Once we have the Twitter accounts, we can fetch tweets for every university. The tweets we're interested in should match the following criteria:
- Tweet is from an account that is not the university itself.
- Tweet mentions the @, or replies to it
- Tweet is from an account that could be a student (i.e contains "student, grad, major, etc" in profile description)
- Tweet is plain text, no links
- Tweet is in English
Using Tweepy we can perform this search with an advanced query that looks like this:
results = []
query_string = "(to:{screen_name} OR @{screen_name}) lang:en -filter:links".format(screen_name=screen_name)
for page in tweepy.Cursor(api.search, q=query_string, count=100, tweet_mode='extended').pages(5):
results = results + page
Tweets for every university are saved in a CSV in the /tweets-data folder.
Although I could have manually labelled all the tweets myself with 'positive', 'negative', I decided to skip ahead and use another labelled dataset from NLTK, and saved the trained model from NLTK to then classify the tweets I fetched.
nltk.download('twitter_samples')
You can find the pre-trained model at /sentiment-analysis/sentiment_classifier.picke
For every tweet I ran the classification, and assigned a new column "sentiment". I then counted the total count, positive count and negative count and assigned these columns to the original CSV (university ranking).
Although all the tweets were classified, some universities didn't have much Twitter activity, so I filtered out those that have < 50 tweets.
This is simply counting the number of positive tweets / total tweets for each uni.

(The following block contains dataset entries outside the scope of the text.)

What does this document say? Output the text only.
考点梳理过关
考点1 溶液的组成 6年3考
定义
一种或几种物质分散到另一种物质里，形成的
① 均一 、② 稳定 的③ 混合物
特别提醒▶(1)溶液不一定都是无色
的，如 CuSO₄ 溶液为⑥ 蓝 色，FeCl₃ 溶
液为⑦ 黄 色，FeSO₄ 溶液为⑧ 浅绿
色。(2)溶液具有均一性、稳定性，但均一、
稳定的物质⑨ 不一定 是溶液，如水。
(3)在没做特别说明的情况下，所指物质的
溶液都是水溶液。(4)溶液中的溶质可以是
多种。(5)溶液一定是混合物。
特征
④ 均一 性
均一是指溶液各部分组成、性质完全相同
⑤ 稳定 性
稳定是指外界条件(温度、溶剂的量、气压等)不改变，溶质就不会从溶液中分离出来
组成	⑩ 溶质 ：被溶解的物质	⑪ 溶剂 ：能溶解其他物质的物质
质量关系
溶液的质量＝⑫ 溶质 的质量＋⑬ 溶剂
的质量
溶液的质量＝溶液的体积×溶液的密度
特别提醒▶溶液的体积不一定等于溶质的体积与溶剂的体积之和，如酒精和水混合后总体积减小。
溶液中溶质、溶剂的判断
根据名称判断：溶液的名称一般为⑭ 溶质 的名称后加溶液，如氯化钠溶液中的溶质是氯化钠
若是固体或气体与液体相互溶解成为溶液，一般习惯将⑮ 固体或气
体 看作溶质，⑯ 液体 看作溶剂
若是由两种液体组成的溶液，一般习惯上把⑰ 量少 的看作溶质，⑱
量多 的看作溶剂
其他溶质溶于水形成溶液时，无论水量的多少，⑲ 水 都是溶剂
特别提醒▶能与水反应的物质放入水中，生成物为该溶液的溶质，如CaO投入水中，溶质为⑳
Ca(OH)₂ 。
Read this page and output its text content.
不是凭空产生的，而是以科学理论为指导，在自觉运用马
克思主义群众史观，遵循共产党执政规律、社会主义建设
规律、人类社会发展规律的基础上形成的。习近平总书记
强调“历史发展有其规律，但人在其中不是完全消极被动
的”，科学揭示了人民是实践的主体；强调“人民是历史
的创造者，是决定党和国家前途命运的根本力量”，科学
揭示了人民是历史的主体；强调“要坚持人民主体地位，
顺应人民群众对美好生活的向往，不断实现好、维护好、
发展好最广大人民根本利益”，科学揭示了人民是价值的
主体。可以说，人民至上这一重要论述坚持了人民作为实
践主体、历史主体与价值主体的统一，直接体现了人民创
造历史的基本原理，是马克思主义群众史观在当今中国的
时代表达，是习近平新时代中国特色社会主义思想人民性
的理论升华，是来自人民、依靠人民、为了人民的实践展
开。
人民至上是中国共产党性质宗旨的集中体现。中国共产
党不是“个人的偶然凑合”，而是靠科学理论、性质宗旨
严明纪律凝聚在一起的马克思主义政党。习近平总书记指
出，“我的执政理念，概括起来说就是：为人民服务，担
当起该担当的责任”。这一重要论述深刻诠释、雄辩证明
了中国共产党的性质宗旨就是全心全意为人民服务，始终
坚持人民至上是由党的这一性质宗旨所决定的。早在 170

We then sort by descending and we get our ranking of happiness!
happiness_rank | world_rank | institution | country | national_rank |
---|---|---|---|---|
1 | 150 | McMaster University | Canada | 6 |
2 | 229 | Laval University | Canada | 11 |
3 | 33 | University of Illinois at Urbana–Champaign | USA | 24 |
4 | 824 | University of Brighton | United Kingdom | 61 |
5 | 399 | University of Nebraska Medical Center | USA | 136 |
6 | 122 | Aarhus University | Denmark | 2 |
7 | 448 | Indian Institute of Science | India | 3 |
8 | 42 | McGill University | Canada | 2 |
9 | 130 | University of New South Wales | Australia | 4 |
10 | 240 | University of Leicester | United Kingdom | 19 |
Interesting results!
- The data sucks. Sorry McMaster University, you're probably not the happiest university in the world. However! I aim to improve this by feeding in Student Room form posts and other sources as well. If you have any suggestions on how to make this ranking more than just an experiment, let me know!
- Sentiment analysis is very basic, doesn't have context, or humor, sarcasm understanding.